Thursday, May 15, 2008
 

New Fairfax County Bike Map

At Bike to Work Day tomorrow, May 16, the new Fairfax County Bike Map will be released. There's a good article in today's Washington Post by Amy Gardner, The Road Best Traveled.

Wright and Strunk emphasized that the map is a beginning for Fairfax for identifying where bike lanes, signs and other facilities are needed.

“We really have very few,” Wright said. We need to make the ‘less preferred’ routes ‘preferred.’ Where there are missing links or dangerous links, we need to concentrate on those first.”
Comments:
My first reaction is that I like what I see.

The vast majority of streets in the county aren't marked at all. In many cases they are quiet residential streets, and would be just fine, of course.
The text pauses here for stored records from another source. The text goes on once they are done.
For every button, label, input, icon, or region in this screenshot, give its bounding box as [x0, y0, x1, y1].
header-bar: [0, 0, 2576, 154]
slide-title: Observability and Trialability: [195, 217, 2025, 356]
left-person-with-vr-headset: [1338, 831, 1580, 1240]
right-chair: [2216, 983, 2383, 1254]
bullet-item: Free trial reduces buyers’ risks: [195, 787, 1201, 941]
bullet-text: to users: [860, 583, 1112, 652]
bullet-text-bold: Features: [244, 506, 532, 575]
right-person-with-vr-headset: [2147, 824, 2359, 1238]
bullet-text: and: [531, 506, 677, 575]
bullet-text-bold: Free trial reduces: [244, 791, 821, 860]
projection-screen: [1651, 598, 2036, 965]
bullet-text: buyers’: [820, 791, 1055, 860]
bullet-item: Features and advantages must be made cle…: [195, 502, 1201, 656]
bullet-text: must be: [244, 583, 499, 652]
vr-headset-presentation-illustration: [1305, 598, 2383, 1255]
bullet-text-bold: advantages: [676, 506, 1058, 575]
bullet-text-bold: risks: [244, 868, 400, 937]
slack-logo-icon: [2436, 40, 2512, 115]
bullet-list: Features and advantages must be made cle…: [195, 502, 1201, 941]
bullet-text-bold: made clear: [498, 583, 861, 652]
It would have been far too much work to inventory every street in the county. And some others are busy roads where it would be near suicidal to try and cycle.

I used the map yesterday and tried some new roads that I had never been on before. The route that I took was marked as "preferred", but I found it to be surprisingly hilly, and it would be something that a novice cyclist would find exhausting and unnerving. Including a fairly steep descent with a hairpin turn at the bottom of the hill.

Thus I had one half-baked thought that I could toss out for a future version of the map. I don't know the degree to which it makes sense or not, but here goes. Right now we have the roads divided into two categories. Preferred and less preferred. Would it make sense to color code them instead, using a scheme like they use to rate ski slopes? Green, blue, red and black. Green and blue could be the preferred routes, where green would be the routes that are generally not as hilly and would be suitable for novice cyclists in not as good of a physical condition.

Red and black would be the less preferred routes, where some criteria would be used to decide which is which.

The problem with such a color scheme is that the map currently has sort of an aqua color used for trails (which IMO is a bit too close to the grey color used for major roads). I don't know if that aqua color would be confused with a green route. So perhaps it might make sense to leave the trails as a greenish color, and have blue be less hilly streets? Red would be hillier preferred routes, and black would be the less-preferred routes.

Food for thought, I guess.
 
Eric,

Thanks for your comments. Most bike maps use a multi-color scheme for depicting various route classes. The solid and dashed red lines used for the county bike map were selected so that someone who is color blind would not be at a disadvantage. I don't totally agree that there would be a problem and would like to see some research. However, I think the dashed/solid symbols work well on the map.

Regarding showing hills. On the next version of the map there is a plan to use symbols to indicate hilly sections of a road. One system used in other maps is to have arrows (>) on steep segments pointing uphill. It's simple and effective.